Pensar a Educação Digital
Pensar a Educação Digital é pensar na multiplicidade
de pedagogias, modelos e ferramentas que possam facilitar tanto o acesso à Educação, quanto os processos de ensino-aprendizagem na Sociedade em Rede.
Assim como a sociedade conectada está em plena desconstrução,
procurando novos caminhos e revendo conceitos, também a educação está passando
por este processo.
Se não temos um manual para a Educação Digital de qualidade,
temos a consciência de que a educação precisa acompanhar as mudanças da sociedade
que sempre é influenciada pelos avanços tecnológicos.

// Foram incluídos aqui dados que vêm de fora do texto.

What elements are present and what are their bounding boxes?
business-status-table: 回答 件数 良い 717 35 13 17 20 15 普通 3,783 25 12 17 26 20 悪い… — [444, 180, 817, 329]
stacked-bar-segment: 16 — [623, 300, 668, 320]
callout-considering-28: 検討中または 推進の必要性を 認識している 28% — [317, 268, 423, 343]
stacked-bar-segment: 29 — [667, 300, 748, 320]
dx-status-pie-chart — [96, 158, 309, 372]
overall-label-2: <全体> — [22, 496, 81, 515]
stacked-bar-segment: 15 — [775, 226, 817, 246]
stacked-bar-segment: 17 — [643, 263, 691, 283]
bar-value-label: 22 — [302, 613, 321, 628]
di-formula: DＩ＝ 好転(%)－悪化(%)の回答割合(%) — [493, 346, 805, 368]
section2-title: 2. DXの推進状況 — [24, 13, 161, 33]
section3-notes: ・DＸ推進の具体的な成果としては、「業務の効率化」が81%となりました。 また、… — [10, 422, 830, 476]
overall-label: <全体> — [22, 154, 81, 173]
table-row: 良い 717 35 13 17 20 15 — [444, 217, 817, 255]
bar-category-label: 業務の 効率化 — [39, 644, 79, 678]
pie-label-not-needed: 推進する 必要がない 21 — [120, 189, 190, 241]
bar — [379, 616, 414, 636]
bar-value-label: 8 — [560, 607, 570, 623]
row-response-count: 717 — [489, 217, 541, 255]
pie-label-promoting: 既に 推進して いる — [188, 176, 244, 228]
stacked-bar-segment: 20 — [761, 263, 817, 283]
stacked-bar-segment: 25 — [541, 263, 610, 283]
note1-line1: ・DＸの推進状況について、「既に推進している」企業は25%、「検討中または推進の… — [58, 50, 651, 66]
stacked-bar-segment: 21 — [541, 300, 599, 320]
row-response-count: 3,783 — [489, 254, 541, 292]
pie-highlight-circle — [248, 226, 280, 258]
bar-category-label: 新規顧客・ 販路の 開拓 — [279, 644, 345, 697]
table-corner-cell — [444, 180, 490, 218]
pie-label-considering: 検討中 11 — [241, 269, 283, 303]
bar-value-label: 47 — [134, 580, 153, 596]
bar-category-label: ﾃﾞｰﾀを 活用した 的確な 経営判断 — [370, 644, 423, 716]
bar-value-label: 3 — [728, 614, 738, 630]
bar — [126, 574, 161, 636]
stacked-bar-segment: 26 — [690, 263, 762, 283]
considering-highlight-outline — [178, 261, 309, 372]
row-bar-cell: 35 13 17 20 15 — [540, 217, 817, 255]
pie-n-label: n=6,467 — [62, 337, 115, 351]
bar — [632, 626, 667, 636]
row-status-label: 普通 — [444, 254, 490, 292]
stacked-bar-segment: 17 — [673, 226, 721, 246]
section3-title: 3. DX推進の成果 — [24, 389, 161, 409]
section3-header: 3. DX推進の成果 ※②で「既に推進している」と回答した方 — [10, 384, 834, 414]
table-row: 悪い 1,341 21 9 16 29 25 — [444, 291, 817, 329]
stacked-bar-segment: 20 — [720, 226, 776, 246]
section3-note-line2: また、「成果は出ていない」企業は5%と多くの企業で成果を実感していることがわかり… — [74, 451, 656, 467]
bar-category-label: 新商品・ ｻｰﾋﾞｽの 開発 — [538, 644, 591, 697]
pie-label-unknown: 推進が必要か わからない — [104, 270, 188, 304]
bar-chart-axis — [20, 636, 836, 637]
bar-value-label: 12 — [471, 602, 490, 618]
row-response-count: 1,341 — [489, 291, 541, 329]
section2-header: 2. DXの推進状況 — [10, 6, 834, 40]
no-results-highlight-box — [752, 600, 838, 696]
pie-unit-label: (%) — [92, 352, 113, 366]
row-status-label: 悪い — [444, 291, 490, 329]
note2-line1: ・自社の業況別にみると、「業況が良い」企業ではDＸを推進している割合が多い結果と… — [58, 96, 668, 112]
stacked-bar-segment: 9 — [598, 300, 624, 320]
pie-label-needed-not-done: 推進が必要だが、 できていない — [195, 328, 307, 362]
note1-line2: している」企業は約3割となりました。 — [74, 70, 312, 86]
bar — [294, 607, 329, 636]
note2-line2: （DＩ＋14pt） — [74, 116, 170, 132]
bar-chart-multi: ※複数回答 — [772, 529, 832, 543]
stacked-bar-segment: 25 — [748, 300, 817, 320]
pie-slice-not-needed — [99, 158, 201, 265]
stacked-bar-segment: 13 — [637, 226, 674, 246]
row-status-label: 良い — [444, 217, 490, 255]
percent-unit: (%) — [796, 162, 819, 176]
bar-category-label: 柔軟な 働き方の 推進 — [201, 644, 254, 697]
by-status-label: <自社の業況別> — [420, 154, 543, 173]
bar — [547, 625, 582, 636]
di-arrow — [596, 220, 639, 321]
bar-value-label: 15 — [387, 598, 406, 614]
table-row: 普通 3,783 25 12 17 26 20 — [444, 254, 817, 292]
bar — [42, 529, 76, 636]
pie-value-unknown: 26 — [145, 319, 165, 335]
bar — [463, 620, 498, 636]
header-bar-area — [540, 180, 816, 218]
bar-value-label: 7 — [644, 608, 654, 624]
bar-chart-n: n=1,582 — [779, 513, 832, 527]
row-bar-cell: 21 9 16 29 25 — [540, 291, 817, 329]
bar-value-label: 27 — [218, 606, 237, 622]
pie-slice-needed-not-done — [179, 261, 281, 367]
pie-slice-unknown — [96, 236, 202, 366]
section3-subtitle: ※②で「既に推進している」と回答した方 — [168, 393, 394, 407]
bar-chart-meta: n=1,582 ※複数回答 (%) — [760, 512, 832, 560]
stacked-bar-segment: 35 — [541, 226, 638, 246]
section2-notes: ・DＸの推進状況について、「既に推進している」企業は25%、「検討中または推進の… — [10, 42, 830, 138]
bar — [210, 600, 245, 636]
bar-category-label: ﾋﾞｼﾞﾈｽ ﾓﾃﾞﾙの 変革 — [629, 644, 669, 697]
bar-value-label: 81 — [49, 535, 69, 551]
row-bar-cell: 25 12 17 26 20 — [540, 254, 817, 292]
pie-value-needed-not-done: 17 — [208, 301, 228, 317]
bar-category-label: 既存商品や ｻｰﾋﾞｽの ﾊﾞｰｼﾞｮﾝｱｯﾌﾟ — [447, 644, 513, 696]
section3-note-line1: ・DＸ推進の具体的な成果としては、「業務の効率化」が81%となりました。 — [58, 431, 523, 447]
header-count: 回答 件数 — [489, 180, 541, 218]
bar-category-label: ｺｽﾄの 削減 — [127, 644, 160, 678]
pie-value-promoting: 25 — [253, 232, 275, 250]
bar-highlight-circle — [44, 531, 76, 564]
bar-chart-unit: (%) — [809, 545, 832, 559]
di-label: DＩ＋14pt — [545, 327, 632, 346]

Contudo, ouso compartilhar aqui algumas reflexões sobre
o nosso papel como educadores neste momento:
- Educação Digital ainda é, essencialmente,
Educação. Esta fala do professor António Moreira durante uma aula síncrona me
tocou bastante pois eu mesma insisto nela para lembrar que nós somos, antes de
tudo, professores e portanto, responsáveis por criar ambientes (ecossistemas)
que favoreçam a aprendizagem, a interação e a colaboração entre todas as
pessoas envolvidas no processo.
- A tecnologia é um meio e não depende da
tecnologia, mas sim de cada um de nós, fazermos a Educação acontecer. Aqui,
vale lembrar do que eu disse acima ao dizer que a educação precisa acompanhar as
mudanças na sociedade. Mudanças essas, que são influenciadas pelos avanços tecnológicos.

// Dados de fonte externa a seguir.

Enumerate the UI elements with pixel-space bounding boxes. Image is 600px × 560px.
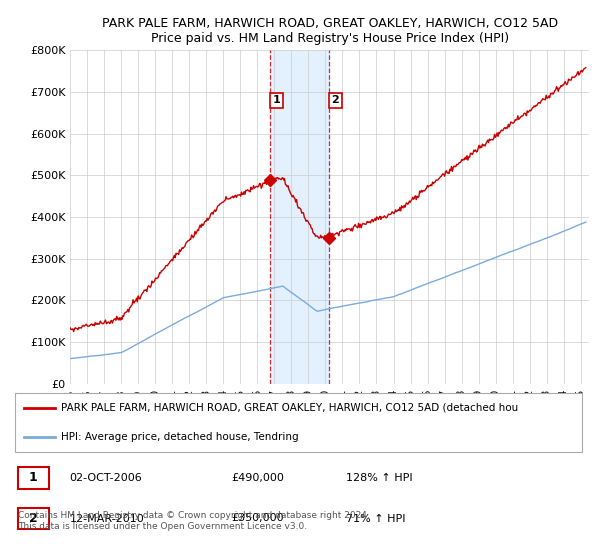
Bar [270, 50, 329, 384]
Text: £490,000: £490,000 [231, 473, 284, 483]
FancyBboxPatch shape [15, 393, 582, 452]
Text: 128% ↑ HPI: 128% ↑ HPI [346, 473, 413, 483]
Text: 1: 1 [29, 472, 38, 484]
Text: 12-MAR-2010: 12-MAR-2010 [70, 514, 145, 524]
Text: 1: 1 [272, 95, 280, 105]
Text: 71% ↑ HPI: 71% ↑ HPI [346, 514, 406, 524]
Text: Contains HM Land Registry data © Crown copyright and database right 2024.
This d: Contains HM Land Registry data © Crown c… [18, 511, 370, 531]
FancyBboxPatch shape [18, 467, 49, 489]
Text: PARK PALE FARM, HARWICH ROAD, GREAT OAKLEY, HARWICH, CO12 5AD (detached hou: PARK PALE FARM, HARWICH ROAD, GREAT OAKL… [61, 403, 518, 413]
Text: 2: 2 [331, 95, 339, 105]
Title: PARK PALE FARM, HARWICH ROAD, GREAT OAKLEY, HARWICH, CO12 5AD
Price paid vs. HM : PARK PALE FARM, HARWICH ROAD, GREAT OAKL… [101, 17, 558, 45]
Text: HPI: Average price, detached house, Tendring: HPI: Average price, detached house, Tend… [61, 432, 299, 442]
Text: 2: 2 [29, 512, 38, 525]
Text: £350,000: £350,000 [231, 514, 284, 524]
FancyBboxPatch shape [18, 507, 49, 529]
Text: 02-OCT-2006: 02-OCT-2006 [70, 473, 142, 483]
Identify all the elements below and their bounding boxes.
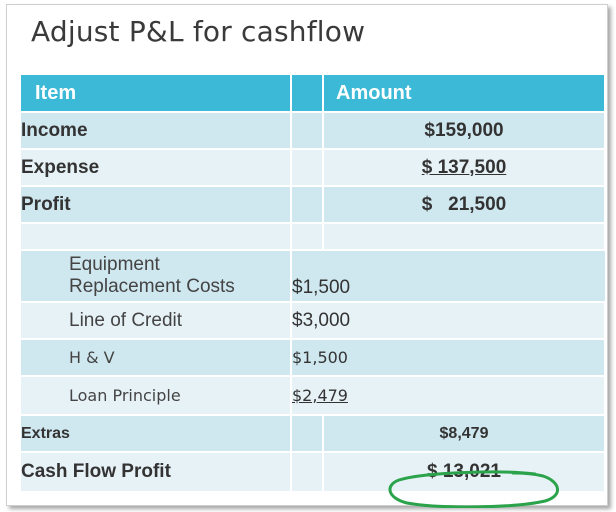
table-row: H & V $1,500 — [21, 339, 606, 377]
header-amount: Amount — [323, 75, 606, 113]
row-label-hv: H & V — [21, 339, 292, 377]
highlight-circle — [388, 470, 559, 508]
row-label-expense: Expense — [21, 149, 292, 187]
row-label-equipment: Equipment Replacement Costs — [21, 250, 292, 303]
row-label-income: Income — [21, 112, 292, 150]
table-row: Loan Principle $2,479 — [21, 376, 606, 416]
row-amount-loan-principle: $2,479 — [292, 386, 348, 405]
row-label-line-of-credit: Line of Credit — [21, 302, 292, 340]
table-row: Equipment Replacement Costs $1,500 — [21, 250, 605, 303]
row-amount-expense: $ 137,500 — [421, 156, 507, 178]
row-amount-equipment: $1,500 — [291, 250, 605, 303]
row-amount-hv: $1,500 — [291, 339, 606, 377]
row-label-cash-flow-profit: Cash Flow Profit — [21, 452, 292, 493]
row-label-extras: Extras — [21, 415, 292, 453]
table-row: Income $159,000 — [21, 112, 606, 150]
header-spacer — [291, 75, 324, 113]
row-amount-profit: $ 21,500 — [323, 186, 606, 224]
row-label-loan-principle: Loan Principle — [21, 376, 292, 416]
header-item: Item — [21, 75, 292, 113]
slide-title: Adjust P&L for cashflow — [31, 15, 366, 48]
table-row: Extras $8,479 — [21, 415, 606, 453]
row-label-profit: Profit — [21, 186, 292, 224]
table-header-row: Item Amount — [21, 75, 606, 113]
table-row-empty — [21, 223, 606, 251]
table-row: Expense $ 137,500 — [21, 149, 606, 187]
pl-table: Item Amount Income $159,000 Expense $ 13… — [21, 75, 606, 493]
table-row: Profit $ 21,500 — [21, 186, 606, 224]
row-amount-income: $159,000 — [323, 112, 606, 150]
row-amount-extras: $8,479 — [323, 415, 606, 453]
slide: Adjust P&L for cashflow Item Amount Inco… — [6, 4, 608, 508]
table-row: Line of Credit $3,000 — [21, 302, 606, 340]
row-amount-line-of-credit: $3,000 — [291, 302, 606, 340]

Lembrando também, que um livro impresso já foi a tecnologia mais inovadora do
momento.
- A importância da comunicação e da
presença social, cognitiva e de ensino (Garrison) no processo de
ensino-aprendizagem tanto online quanto presencial: independentemente do
ambiente em que estamos inseridos, não é a presença física, mas a presença social, cognitiva e de ensino que farão a diferença durante o processo.

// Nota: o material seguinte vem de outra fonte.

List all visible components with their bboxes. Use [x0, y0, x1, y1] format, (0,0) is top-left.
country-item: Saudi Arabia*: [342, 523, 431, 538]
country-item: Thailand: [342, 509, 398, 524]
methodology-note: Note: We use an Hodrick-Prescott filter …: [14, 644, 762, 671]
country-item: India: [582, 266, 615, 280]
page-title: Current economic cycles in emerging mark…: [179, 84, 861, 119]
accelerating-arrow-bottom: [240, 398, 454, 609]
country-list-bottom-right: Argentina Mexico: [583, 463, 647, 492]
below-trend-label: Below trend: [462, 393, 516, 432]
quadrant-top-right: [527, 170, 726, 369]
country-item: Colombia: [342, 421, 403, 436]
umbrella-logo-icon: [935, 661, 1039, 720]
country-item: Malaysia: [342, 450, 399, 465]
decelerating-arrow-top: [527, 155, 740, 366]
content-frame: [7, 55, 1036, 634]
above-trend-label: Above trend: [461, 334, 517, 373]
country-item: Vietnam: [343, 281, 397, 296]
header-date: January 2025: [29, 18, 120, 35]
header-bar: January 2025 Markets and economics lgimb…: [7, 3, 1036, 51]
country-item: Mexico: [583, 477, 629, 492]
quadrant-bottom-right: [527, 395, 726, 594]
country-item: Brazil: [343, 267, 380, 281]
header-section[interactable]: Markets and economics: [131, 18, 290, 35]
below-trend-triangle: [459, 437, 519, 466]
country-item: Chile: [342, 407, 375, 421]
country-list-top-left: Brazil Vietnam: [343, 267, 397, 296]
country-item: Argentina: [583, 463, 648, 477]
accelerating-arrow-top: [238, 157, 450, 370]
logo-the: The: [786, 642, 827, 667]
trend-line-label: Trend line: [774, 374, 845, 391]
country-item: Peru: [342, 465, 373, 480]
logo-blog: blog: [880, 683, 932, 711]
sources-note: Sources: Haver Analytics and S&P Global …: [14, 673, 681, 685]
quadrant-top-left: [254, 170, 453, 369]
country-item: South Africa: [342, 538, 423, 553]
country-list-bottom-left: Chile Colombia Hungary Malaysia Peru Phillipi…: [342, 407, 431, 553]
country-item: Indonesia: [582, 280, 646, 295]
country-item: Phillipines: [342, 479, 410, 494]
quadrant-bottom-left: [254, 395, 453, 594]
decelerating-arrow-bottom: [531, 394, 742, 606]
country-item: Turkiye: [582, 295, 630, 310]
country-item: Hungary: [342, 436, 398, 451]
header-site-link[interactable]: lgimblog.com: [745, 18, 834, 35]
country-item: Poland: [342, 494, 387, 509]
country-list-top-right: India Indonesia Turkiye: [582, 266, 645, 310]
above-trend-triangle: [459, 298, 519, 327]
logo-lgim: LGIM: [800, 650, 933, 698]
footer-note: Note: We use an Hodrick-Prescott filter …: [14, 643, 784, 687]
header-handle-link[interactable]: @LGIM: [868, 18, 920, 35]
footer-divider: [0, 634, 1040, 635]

Em um momento em que o mundo e a nossa vida
se tornam “fi-gital” e o hibridismo nos conduz (não somente, mas também
literalmente com os carros híbridos), em que dividimos nossa casa e nosso
ambiente de trabalho com robôs e a IA, é impossível pensar a Educação como um
fenômeno isolado dessa realidade.
Criar Ecossistemas de Educação Digital para
a escola formal é uma maneira de preparar os alunos e a comunidade escolar para
viver a realidade da nossa era.
Criar Ecossistemas de Educação Digital OnLIFE, uma maneira de continuar nossa formação (formal e informal) ao longo da
vida.
Se é verdade que as diferentes
nomenclaturas, novas ferramentas disponíveis (sempre em maior número e
variedade) assim como as diferentes possibilidades de criação muitas vezes nos
confundem, também é verdade que, se nós centrarmos nossas modelos de
ensino-aprendizagem no estudante, nós temos a possibilidade de escolher as
ferramentas, conteúdo e metodologia que poderão proporcionar uma aprendizagem
significativa.
O foco de quem ensina continua sendo a
melhor maneira de ensinar, não é mesmo?
Como criar ambientes propícios para o
exercício de ensinar e aprender (dentro da nossa realidade, levando em
consideração os objetivos e necessidades dos estudantes) é o que nós precisamos
procurar sempre (penso eu).
Referências
Schlemmer, E., & Moreira, J. A. (2019). Modalidade da Pós-Graduação Stricto Sensu em discussão: dos modelos de EaD aos ecossistemas de inovação num contexto híbrido e multimodal. Educação Unisinos, 23(4), 689-708.
Moreira, J. António; et al. - Educação digital em rede: princípios para o design pedagógico em tempos de pandemia [Em linha]. Lisboa: Universidade Aberta, 2020. 49 p. (eUAb. Educação a Distância e eLearning; 10). ISBN 978-972-674-881-6
Schlemmer, E., & Moreira, J. A. (2019). Modalidade da Pós-Graduação Stricto Sensu em discussão: dos modelos de EaD aos ecossistemas de inovação num contexto híbrido e multimodal. Educação Unisinos, 23(4), 689-708.
Moreira, J. A., & Schlemmer, E. (2020). Por um novo conceito e paradigma de educação digital onlife. Revista uFG, 20(26).